I am creating a database that will store 100.000 (and probably more in the future) users. While this obviously happens in a table with 1 row per user, every user can (and will) store hundreds of items. In programming language this would mean the user has 2 arrays (or one 2-dimensional array) of integers: a column for the itemid’s and a column for the amounts.
My instincts tell me to create a table to hold all these items, with rows like (userid, itemid, amount). However this would result in a huge table. 200.000 users with 250 items each… that’s 50 million entries in one table. This, plus the fact that the table will undergo continuous and rapid change, frightens me. (How rapid? I estimate up to 100 modifications per second.)
Typically there will be anywhere between 100 and 2000 users, all adding and removing items, and modifying amounts. These actions can and will happen in programming code. It would go as follows:
- User starts session, program loads all the users items from the database
- User modifies the item list
- Every few minutes, the changes are saved into the database
- When the user ends the session, it is also saved into the database
It is worth noting that there is a maximum to the number of items a user can store.
Are there any alternatives to using a separate table? Perhaps save the values in a formatted text string? Or is this one of the instances where using a MySQL database is actually a Bad Idea™?
Thank you for your time and insights.
Your instincts are right.
1) avoid premature optimisation
2) don’t break the rules of normalization unless you’ve got a very good and real reason to do so
3) why do you suspect that the multi-table approach will be faster?
So what? Even if you only have an index on userid, the difference in performance compared with a single table per user will not be noticeably slower (in practice, with 200,000 users, it will be much, much faster – since the DBMS can comfortably keep an open file handle for each table!).

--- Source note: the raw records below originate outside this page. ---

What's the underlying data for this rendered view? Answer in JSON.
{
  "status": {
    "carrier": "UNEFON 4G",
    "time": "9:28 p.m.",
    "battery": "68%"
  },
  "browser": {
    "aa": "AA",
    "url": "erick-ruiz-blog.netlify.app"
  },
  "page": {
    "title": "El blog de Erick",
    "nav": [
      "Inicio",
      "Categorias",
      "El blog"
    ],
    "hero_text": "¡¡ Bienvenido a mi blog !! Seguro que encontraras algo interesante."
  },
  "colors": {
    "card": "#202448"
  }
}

Should be possible using MySQL and fairly basic hardware, but if it were me, and I wanted a bit of headroom, I’d go with a pair of mirrored SATA disks, tables on one mirror, indexes on the other.
The only issue I’d be concerned about (which applies regardless of which of the 2 models you choose) is supporting 2000 concurrent connections. Do the connections have to be concurrent? Or can each user download a working set (optionally using an optimistic locking strategy) and close off the connection, then push back the changes on a new connection? If not, then you’ll probably want a good whack of memory and CPU.
But leaving aside whether to use one big table or lots of little ones, if this is the only use for the data, and access is not concurrent to particular data items, then why bother with a relational database at all? NoSQL or a shared filesystem might work just as well.